Their air force is limited and if we can not get the antique MiGs to them, the missiles will balance the fight. Russians armed the North Vietnamese with advanced SAM missiles which were knocking high altitude B52s out of the air. We should return the favor.
NATO could give them M109s which are self-propelled 155mm Howitzers. They can lob a round 10-13 miles. They are like a lightly armored tank and can move at 40 mph. Worked with them at Lejeune and Bragg. That will mess up the tight formation Russian convoy on the way to Kyiv.
While transportation is an important element of US Army logistics, it really isn’t the core element. What makes US Army logistics so powerful is the way that it integrates supply and maintenance actions within an integrated & coordinated multi-item, multi-echelon (MIME) framework. The mathematics gets pretty hairy (i.e., lagrangians, hessian matrices, etc.) but the results can be equally impressive in terms of weapon system operational availability. And what makes the US Army’s MIME models unique is that they are designed to optimize in a dynamic environment, unlike most commercial MIME models that are designed around a static long run environment.

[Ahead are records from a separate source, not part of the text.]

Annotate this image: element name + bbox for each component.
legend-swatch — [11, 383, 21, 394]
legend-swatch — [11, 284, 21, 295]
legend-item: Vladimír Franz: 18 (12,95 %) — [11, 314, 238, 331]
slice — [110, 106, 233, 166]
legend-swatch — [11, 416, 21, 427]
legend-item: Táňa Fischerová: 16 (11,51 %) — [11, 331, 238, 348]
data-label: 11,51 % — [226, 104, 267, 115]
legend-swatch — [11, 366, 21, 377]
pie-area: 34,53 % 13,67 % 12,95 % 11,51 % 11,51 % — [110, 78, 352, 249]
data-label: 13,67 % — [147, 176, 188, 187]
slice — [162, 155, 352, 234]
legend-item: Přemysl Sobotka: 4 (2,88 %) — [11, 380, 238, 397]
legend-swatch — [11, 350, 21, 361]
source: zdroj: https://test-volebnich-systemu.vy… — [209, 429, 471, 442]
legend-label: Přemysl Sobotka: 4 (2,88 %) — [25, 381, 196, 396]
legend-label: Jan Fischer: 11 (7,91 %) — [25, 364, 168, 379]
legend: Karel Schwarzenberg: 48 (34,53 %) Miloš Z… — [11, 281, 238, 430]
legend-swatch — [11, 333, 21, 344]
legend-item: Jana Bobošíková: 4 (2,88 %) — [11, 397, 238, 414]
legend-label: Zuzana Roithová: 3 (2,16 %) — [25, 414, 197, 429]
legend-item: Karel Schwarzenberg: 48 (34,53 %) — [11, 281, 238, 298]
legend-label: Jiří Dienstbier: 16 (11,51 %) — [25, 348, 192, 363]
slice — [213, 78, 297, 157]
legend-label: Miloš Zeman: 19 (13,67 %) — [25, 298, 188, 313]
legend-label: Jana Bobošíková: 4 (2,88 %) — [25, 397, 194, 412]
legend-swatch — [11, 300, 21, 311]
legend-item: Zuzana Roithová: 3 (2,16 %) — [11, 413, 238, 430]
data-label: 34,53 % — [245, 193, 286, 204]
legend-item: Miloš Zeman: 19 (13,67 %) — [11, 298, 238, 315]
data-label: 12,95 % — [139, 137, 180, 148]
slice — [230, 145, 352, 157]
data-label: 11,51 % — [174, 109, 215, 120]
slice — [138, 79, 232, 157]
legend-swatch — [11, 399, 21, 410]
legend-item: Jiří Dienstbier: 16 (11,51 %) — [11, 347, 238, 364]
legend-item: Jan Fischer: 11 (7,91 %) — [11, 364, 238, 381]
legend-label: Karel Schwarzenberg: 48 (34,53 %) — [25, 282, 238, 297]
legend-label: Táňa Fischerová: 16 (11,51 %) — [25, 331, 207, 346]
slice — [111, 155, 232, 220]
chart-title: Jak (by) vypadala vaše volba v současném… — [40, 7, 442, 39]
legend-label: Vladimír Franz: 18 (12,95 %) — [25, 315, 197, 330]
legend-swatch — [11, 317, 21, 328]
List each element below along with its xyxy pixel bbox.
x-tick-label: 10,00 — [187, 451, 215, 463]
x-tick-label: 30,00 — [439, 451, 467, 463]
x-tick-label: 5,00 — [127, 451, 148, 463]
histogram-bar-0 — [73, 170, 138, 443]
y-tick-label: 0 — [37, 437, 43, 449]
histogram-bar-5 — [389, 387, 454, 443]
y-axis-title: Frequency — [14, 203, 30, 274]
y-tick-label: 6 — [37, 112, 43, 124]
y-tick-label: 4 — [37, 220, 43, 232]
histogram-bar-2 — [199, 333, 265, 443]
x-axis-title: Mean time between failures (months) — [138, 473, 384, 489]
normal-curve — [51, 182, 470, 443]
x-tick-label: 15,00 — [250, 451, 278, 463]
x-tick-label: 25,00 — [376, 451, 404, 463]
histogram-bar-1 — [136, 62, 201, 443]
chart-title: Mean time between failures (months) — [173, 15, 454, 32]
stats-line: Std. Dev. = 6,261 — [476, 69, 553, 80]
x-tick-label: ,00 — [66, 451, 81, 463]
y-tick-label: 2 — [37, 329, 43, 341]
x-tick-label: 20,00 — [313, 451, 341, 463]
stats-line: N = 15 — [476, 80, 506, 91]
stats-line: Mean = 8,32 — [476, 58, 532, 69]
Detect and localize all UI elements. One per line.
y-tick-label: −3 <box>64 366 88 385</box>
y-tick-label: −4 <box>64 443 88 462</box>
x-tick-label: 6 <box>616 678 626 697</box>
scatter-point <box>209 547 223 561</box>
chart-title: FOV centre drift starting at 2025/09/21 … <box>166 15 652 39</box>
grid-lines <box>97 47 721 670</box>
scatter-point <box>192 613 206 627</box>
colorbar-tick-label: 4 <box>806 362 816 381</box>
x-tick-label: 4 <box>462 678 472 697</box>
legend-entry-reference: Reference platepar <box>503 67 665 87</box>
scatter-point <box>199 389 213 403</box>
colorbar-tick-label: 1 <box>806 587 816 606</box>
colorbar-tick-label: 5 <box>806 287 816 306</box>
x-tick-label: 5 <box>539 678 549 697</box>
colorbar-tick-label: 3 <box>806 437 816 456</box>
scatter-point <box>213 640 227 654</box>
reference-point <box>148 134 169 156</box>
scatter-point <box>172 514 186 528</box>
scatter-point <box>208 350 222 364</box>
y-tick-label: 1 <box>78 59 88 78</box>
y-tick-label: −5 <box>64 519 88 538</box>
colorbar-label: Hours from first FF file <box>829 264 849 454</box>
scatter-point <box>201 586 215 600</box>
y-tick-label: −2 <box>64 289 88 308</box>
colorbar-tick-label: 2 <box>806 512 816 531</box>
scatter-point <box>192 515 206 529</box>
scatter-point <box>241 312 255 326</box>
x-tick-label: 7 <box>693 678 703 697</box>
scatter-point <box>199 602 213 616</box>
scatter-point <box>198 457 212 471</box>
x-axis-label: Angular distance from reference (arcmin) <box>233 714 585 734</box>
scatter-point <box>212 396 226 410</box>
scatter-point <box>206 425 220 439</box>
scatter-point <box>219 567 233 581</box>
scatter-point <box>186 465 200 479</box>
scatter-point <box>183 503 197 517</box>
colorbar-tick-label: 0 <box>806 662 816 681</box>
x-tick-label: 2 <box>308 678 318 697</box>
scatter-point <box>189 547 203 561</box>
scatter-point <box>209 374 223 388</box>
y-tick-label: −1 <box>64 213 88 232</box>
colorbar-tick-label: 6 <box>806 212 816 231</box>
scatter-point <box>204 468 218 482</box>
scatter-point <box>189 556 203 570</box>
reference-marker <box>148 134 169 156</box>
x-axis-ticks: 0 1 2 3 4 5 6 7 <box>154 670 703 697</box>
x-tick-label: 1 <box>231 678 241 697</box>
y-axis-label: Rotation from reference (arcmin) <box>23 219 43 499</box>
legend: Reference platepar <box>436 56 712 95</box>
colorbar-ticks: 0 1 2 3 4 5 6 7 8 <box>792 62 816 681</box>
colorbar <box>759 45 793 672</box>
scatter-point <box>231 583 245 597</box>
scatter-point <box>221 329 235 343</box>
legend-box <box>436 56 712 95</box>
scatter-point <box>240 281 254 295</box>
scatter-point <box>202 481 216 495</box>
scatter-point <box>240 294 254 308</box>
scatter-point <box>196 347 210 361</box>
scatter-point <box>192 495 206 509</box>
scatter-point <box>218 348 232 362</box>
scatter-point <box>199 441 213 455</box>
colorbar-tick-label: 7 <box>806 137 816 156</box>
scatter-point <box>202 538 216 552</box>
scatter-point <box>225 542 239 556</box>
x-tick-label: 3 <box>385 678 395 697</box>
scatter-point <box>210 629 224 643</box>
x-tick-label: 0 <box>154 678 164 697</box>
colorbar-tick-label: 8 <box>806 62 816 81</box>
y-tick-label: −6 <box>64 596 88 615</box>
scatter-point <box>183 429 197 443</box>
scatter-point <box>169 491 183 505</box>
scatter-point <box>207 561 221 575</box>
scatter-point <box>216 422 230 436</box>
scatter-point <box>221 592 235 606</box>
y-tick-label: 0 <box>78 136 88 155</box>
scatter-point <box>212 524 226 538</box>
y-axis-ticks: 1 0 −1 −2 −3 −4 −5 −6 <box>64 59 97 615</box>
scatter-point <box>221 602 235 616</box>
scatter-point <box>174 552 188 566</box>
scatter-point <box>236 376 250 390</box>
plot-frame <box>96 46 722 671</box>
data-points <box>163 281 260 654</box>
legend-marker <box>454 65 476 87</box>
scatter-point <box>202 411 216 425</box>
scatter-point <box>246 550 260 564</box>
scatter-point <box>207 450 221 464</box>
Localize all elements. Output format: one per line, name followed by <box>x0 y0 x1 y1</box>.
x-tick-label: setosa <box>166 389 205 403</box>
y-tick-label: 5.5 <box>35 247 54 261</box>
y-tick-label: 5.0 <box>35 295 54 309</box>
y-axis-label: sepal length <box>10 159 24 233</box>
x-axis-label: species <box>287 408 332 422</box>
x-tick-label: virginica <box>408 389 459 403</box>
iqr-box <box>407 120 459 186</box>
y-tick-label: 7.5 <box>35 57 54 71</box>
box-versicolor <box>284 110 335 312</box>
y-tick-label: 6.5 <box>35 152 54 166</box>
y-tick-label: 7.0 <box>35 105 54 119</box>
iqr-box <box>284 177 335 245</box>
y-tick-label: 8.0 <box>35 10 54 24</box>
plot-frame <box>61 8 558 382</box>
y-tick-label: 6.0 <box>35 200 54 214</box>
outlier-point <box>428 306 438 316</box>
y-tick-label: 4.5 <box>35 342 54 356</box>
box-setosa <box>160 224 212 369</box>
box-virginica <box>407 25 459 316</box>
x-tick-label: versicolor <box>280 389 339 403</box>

As to those M109 howitzers, while the M109A6 (called a Paladin) has the advantage of being mobile (shoot-and-scoot) and able to operate independently (hence the nickname Paladin), the logistics support might a challenge for the Ukranian army. A better choice would be the plentiful and retiring 155mm M198 Towed Howitzer M198 Howitzer | Military.com or its lighter and more transportable replacement, the M777 Towed Howitzer M777 Howitzer | Military.com.
Long time and no see.
I worked with the Paladins out of Lejeune 4thBn 10th Marines (no longer in existence). My nephew worked with the towed versions. I was communications (2881-extinct) at the time. Either works.
What made the Corps work was our being minimalists. Thanks for the input.
Russia’s incompetence has been buying time for the Ukrainians time to organize and bring in arms. Eventually, the Russians will figure things out, but my hope is the Ukrainians can stay a step or two ahead. Since the Russians seem to have planned for a blitzkrieg with the Ukrainians quickly folding, they are having to rethink things.
As for the convoy, it was stuck on the road. What was the point of ambushing it? Usually, one ambushes a convoy to stop it. This convoy was already stopped. Actually destroying 40km of military vehicles, let’s say 10m per vehicle or at least 4,000 vehicles, would take a lot of time, risk and ammunition.
P.S. I was quite wrong about Russias intentions. I assumed they were going to grab the eastern part of the country, make a lot of noise, then hold the line. That would have triggered a much milder international response. Apparently, Putin was more ambitious. So much for the man’s political genius.
By destroying vehicles, you block the road. It is the same as putting up roadblocks to slow them down. You don’t kill them. You injure them so the spend more time taking care of casualties. It is not an ambush. it is a confrontation a better equipped country would do. Nobody bunches up like they did. They put distance between themselves.
The Ukrainians are under powered. They need better weaponry so they can sit back and do the former from a distance. They can hit and run.